With Chapter 6, Cox turns to Saviana Stanescu's "GOOGLE ME!" (2006), an extended poem that imagines letters written by a Barbarian woman, Tristia, to Ovid. In the second half of the chapter, Cox discusses Stanescu's play, For a Barbarian Woman (2011), an extension of the poem in which Stanescu imagines a modern-day couple to parallel Tristia and Ovid, and personifies the Black Sea as a protagonist. Chapter 7 focuses on Jo Sharpcott's Of Mutability (2010) and returns to Ovid's Metamorphoses and the way that Sharpcott refigures the text to speak of her changing experience of self after a breast cancer diagnosis. Chapter 8 turns to Marie Darrieussecq's 2008 translation of the Tristia and the Letters from the Black Sea in Tristes poniques, which Cox reads as offering a response to the insecurities and losses of the modern world. Chapter 9 considers two poetic responses to the Tristia: Josephine Balmer's The Word for Sorrow (2009) and Averill Curdy's Song and Error (2013). Balmer's book puts Ovid's concern for his own renown in relation to the experiences of the weary veterans of World War I, and Curdy maps contemporary America onto the songs and legacy of Ovidian exile. In Chapter 10, Cox studies Michèle Roberts's The Book of Mrs. Noah (1987), which retells canonical stories from the Bible and from the Western classical tradition, and Clare Pollard's Ovid's Heroines (2013), which Cox describes as a "translation-cum-adaptation" of the Heroides (205). Finally, chapter 11 turns to Jane Alison's Change Me: Stories of Sexual Transformation from Ovid (2014) and Alison's memoir, The Sisters Antipodes (2009), where Ovid's stories of metamorphosis offer insight into emotional turmoil and bodily changes of adolescence.

A short conclusion reiterates some of the volume's broader claims: women writers experience the pull of longing for stability and home, yet they also celebrate the possibilities of transformation and reinvention. For Cox, these writers retell Ovid's stories in order to comment upon and activate social and political change, a desire Cox associates throughout with third wave feminism, though she acknowledges that her authors do not all explicitly identify themselves or their work as feminist.

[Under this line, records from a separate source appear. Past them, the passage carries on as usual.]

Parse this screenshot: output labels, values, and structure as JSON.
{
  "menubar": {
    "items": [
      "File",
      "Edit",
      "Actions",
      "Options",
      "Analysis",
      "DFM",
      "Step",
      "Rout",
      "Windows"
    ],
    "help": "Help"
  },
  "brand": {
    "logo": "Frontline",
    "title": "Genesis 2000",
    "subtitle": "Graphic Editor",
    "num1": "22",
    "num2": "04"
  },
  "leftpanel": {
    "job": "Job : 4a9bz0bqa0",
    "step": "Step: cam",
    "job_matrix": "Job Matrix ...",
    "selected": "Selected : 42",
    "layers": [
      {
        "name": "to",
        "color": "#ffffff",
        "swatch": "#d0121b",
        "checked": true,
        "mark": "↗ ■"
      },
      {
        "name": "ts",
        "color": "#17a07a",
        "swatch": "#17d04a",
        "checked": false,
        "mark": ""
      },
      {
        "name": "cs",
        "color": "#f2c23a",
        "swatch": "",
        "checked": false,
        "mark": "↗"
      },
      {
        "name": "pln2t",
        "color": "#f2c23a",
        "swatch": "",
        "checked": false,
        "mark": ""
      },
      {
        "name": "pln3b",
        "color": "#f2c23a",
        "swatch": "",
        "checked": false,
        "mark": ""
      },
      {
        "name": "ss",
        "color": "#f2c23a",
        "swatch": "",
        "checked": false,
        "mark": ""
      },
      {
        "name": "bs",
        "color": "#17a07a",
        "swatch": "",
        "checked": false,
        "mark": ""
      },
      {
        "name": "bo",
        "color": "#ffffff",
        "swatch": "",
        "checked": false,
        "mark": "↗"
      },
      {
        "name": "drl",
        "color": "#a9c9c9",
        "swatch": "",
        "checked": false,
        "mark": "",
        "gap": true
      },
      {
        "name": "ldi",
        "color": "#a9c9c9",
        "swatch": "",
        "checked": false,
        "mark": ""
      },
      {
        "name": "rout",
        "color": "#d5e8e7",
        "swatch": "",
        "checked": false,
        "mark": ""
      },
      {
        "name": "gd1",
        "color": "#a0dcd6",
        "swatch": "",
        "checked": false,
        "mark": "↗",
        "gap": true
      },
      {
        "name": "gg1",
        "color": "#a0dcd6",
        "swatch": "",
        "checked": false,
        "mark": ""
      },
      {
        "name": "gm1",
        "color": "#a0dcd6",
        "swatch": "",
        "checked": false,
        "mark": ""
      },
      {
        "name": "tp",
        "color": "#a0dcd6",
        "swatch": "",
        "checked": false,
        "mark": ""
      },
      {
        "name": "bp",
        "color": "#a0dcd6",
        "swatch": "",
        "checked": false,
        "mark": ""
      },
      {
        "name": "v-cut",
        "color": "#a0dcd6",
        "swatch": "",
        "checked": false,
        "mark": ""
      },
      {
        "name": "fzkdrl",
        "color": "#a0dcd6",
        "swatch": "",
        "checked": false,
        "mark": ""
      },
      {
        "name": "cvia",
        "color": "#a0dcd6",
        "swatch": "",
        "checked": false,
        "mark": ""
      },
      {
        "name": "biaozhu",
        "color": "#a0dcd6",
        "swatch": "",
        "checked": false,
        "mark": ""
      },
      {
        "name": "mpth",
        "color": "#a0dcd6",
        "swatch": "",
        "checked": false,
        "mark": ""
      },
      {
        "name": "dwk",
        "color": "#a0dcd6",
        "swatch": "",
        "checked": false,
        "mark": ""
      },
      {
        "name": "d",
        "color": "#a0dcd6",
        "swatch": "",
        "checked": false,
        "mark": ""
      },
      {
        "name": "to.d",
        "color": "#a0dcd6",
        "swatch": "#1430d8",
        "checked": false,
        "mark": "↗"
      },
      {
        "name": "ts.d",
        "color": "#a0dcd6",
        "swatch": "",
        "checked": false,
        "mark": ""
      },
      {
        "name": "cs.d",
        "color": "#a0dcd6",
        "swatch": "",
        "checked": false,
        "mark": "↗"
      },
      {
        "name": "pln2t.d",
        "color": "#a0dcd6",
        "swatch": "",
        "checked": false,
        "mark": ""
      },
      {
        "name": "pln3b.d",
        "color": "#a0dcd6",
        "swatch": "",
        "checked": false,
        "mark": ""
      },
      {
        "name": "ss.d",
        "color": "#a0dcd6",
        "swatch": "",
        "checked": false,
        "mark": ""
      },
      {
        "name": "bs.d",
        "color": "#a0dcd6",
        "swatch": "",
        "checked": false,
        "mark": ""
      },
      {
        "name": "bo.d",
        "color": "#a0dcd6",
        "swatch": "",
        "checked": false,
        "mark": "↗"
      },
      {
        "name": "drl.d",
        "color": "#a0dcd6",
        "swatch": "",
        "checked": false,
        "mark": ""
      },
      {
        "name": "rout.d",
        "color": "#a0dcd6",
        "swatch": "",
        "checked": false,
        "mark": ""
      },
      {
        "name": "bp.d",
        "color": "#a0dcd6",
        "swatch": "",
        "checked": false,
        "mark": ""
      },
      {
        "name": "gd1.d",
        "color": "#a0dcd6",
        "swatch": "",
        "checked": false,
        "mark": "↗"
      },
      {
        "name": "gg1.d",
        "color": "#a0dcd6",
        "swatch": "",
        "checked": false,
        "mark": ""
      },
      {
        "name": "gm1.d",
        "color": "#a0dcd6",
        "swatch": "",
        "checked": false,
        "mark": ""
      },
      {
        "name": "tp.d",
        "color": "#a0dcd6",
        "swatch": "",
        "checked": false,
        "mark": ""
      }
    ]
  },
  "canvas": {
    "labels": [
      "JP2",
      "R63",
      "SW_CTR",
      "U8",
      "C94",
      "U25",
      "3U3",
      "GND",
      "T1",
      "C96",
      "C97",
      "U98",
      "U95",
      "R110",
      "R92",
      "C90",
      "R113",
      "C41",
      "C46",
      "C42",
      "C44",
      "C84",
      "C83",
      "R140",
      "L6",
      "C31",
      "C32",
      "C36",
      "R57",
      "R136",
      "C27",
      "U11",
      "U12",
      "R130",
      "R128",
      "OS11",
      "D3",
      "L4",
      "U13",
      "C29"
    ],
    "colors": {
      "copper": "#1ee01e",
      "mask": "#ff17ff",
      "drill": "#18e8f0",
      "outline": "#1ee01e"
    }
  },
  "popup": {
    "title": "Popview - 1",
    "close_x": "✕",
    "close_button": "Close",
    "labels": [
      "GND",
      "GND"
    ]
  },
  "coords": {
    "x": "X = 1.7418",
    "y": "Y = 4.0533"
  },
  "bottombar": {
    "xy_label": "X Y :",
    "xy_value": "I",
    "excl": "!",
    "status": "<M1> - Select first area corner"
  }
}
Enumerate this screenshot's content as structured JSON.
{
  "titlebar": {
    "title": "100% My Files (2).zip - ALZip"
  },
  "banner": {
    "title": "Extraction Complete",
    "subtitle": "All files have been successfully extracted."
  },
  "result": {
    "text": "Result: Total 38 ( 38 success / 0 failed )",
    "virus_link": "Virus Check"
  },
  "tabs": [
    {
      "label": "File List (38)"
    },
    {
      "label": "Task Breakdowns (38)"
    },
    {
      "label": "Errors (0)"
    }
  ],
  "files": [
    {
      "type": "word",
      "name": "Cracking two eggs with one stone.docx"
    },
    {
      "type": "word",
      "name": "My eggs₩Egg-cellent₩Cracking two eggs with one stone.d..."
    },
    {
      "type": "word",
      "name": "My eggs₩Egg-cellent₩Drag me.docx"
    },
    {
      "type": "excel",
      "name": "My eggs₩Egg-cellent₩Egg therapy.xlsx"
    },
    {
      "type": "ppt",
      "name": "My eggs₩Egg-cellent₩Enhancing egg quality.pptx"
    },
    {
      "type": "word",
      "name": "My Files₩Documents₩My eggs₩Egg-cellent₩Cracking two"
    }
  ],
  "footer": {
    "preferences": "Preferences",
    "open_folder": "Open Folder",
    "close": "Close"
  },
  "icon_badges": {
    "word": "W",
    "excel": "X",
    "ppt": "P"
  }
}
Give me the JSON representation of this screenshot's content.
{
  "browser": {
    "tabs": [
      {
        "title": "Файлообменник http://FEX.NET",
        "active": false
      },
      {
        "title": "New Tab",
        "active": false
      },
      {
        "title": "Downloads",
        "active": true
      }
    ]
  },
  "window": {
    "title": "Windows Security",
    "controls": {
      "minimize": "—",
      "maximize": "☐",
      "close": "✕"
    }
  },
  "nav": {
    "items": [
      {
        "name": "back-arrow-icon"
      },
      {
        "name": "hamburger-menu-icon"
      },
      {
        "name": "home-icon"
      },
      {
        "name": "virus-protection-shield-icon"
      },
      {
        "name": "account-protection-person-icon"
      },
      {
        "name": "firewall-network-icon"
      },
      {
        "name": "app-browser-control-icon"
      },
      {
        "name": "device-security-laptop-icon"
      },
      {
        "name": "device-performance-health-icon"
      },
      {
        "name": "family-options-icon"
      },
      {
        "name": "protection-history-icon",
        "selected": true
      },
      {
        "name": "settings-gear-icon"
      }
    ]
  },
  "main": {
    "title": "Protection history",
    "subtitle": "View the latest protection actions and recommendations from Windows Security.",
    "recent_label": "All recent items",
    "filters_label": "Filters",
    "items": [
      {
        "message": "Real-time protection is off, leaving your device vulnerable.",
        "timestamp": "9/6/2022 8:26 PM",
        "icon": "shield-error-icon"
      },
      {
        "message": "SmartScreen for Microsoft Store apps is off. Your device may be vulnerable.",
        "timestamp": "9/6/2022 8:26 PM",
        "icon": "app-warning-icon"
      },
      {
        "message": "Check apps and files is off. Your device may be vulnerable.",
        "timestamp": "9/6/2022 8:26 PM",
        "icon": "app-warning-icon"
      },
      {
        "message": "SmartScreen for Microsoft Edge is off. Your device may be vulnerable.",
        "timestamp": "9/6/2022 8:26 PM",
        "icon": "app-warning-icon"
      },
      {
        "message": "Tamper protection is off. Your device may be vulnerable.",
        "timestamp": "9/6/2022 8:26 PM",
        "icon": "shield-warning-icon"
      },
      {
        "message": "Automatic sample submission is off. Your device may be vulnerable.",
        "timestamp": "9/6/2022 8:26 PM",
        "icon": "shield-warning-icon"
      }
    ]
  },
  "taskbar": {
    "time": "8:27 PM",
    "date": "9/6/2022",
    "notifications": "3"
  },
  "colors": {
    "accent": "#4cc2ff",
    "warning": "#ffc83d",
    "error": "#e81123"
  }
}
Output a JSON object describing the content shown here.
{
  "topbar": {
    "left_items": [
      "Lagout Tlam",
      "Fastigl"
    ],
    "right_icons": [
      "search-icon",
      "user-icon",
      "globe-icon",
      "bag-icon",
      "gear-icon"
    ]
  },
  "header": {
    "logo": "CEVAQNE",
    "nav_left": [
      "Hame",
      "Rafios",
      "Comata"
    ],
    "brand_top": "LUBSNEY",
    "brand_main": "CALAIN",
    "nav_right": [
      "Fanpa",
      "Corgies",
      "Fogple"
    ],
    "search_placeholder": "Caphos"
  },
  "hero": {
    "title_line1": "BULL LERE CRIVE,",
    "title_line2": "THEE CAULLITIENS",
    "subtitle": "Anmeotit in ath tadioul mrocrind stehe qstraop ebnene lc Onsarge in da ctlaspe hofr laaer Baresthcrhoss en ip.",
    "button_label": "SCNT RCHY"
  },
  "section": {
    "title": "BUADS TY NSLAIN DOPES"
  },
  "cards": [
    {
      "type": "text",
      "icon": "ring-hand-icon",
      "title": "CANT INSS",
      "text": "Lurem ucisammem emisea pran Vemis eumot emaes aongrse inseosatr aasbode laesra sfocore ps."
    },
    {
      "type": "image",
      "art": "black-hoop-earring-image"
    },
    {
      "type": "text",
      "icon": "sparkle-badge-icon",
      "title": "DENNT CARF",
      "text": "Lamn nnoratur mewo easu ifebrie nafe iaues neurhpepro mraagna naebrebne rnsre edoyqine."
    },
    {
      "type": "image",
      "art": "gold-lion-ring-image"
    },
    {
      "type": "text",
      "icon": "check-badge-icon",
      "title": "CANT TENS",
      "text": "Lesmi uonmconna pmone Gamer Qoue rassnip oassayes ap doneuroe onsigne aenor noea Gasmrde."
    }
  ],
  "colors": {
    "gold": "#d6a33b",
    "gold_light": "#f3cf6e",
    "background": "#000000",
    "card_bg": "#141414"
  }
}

Ovid's Presence in Contemporary Women's Writing offers exactly what it promises: a detailed account of contemporary women writers' rewritings, adaptations, and translations of Ovid's works. Close readings, along with extensive citation, give life to what are often lengthy summaries, and a perceptive attention to language grounds the analyses of debts to Ovid. As should be obvious from the chapter outline, Cox's perspective is very broad, and the series of chapters organized by author offers more of a catalog than a cumulating argument. To be sure, Cox highlights themes shared among the texts she studies: the experience of change, of course, but also the experience of loss in change, the experience of possibility, and indeed, the transformation of loss into possibility. The frequent appeal to Echo among Cox's authors is perhaps to be expected; the several appearances of Iphis may be more surprising. I myself was surprised by the importance of water: pools, rivers, and, especially, the Black Sea all appear centrally in a number of the works Cox studies. But despite some common threads and characters, the texts Cox examines remain fairly distinct from each other. Rather than make a claim for a common project or a shared reception of Ovid's works, Cox demonstrates the diversity of engagements with Ovid among her authors. For me, the primary lesson of Ovid's Presence is not so much that understanding the Ovidian references supports a better reading of contemporary women writers, but that reading the works of contemporary women writers might make me a better reader of Ovid.